High-Yield Savings Accounts
A high-yield savings account should be one of your top choices as a place to build your emergency fund. While you won’t build long-term wealth by parking your money in a high-yield savings account, it’s a great place to keep your most important money safe and liquid.
Equally important, however, is that a high-yield savings account will build up your emergency fund faster because it pays significantly more interest than a traditional savings account. According to the Federal Reserve Bank of St. Louis, the average savings account pays just 0.46% in interest. Many high-yield savings accounts, on the other hand, pay 10x that amount or more. This will build up your savings even faster.
If you sock away $10,000 in a traditional savings account, for example, you might earn just $46 per year. But if you put it in a high-yielding savings account paying a 4.6% APY, you’ll earn $460 instead, making the savings process easier.
Money Market Funds
Money market funds offer a level of flexibility that you can’t get with just a savings account. Specifically, money market funds function something like a hybrid account, offering the higher yields of a savings account with the accessibility of a checking account, typically offering check writing privileges and sometimes debit card/ATM access as well.
However, it’s important to have discipline if you’re using a money market fund as a home for your emergency fund. The increased access to your money could make it easier to spend, rather than to build up consistent savings. Also, some money market accounts have high minimum balance requirements or fees, so it’s important to shop around for the best options.

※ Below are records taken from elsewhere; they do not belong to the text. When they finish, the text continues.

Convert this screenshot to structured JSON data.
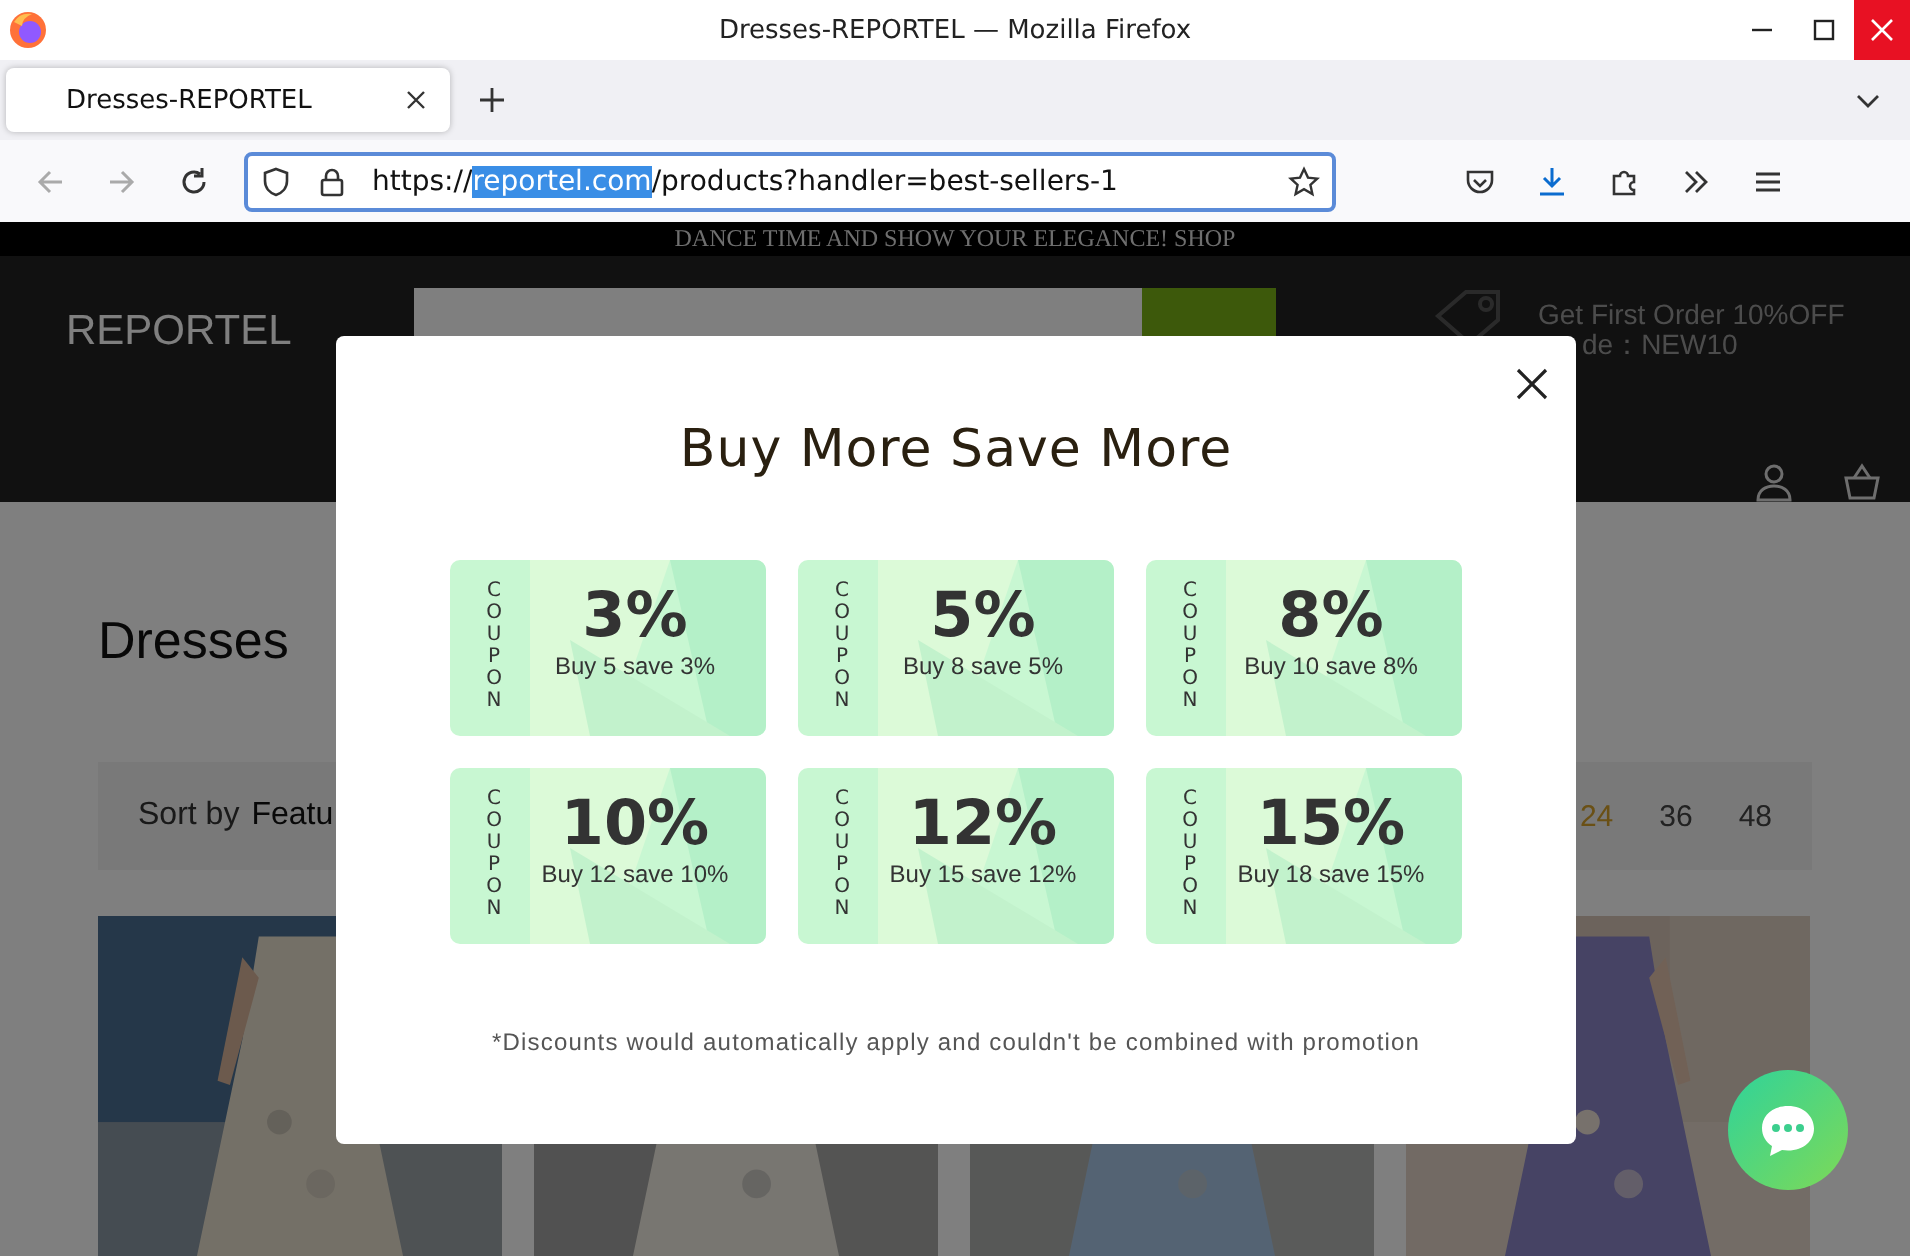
{
  "window": {
    "title": "Dresses-REPORTEL — Mozilla Firefox"
  },
  "tabs": [
    {
      "label": "Dresses-REPORTEL",
      "selected": true
    }
  ],
  "address_bar": {
    "prefix": "https://",
    "highlighted": "reportel.com",
    "suffix": "/products?handler=best-sellers-1"
  },
  "page": {
    "promo_bar": "DANCE TIME AND SHOW YOUR ELEGANCE!  SHOP",
    "header": {
      "logo": "REPORTEL",
      "offer_lines": [
        "Get First Order 10%OFF",
        "de：NEW10"
      ]
    },
    "heading": "Dresses",
    "sort": {
      "label": "Sort by",
      "value": "Featu"
    },
    "per_page": [
      {
        "label": "24",
        "selected": true
      },
      {
        "label": "36",
        "selected": false
      },
      {
        "label": "48",
        "selected": false
      }
    ]
  },
  "modal": {
    "title": "Buy More Save More",
    "coupons": [
      {
        "label": "COUPON",
        "percent": "3%",
        "text": "Buy 5 save 3%"
      },
      {
        "label": "COUPON",
        "percent": "5%",
        "text": "Buy 8 save 5%"
      },
      {
        "label": "COUPON",
        "percent": "8%",
        "text": "Buy 10 save 8%"
      },
      {
        "label": "COUPON",
        "percent": "10%",
        "text": "Buy 12 save 10%"
      },
      {
        "label": "COUPON",
        "percent": "12%",
        "text": "Buy 15 save 12%"
      },
      {
        "label": "COUPON",
        "percent": "15%",
        "text": "Buy 18 save 15%"
      }
    ],
    "note": "*Discounts would automatically apply and couldn't be combined with promotion"
  }
}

As with savings accounts, there are both traditional and high-yield money market accounts. The national average yield for money market accounts, according to the St. Louis Fed, is just 0.64%. However, high-yield versions can pay many multiples of that.
Automation
The key to any savings or investment plan — even building an emergency fund — is consistency. Saving can be inherently difficult because there are so many competing demands for your earnings. Between the rising cost of living and the tendency to spend any “remaining” money on discretionary wants, there’s often not a lot of money left over for savings. This is where automation comes in.
Set up monthly (or even weekly) transfers from your checking account to your emergency fund so that you don’t even have to think about setting aside money for it. Before you know it, you will be used to the savings and will be able to budget the rest of your money around it.
Self-Management
Being smart about your money is one of the best ways to boost your emergency fund. A solid budget is a good first step, as it will allow you to better balance your income and expenses and trim costs where possible to increase your savings. Diverting all “found money” to your emergency fund is another great way to raise your balance fast.
Anytime you get a bonus, a tax return, or any other money that isn’t part of your monthly budget, use it to fill up your emergency fund. This will help you reach that recommended three-to-six-months’ worth of savings rapidly.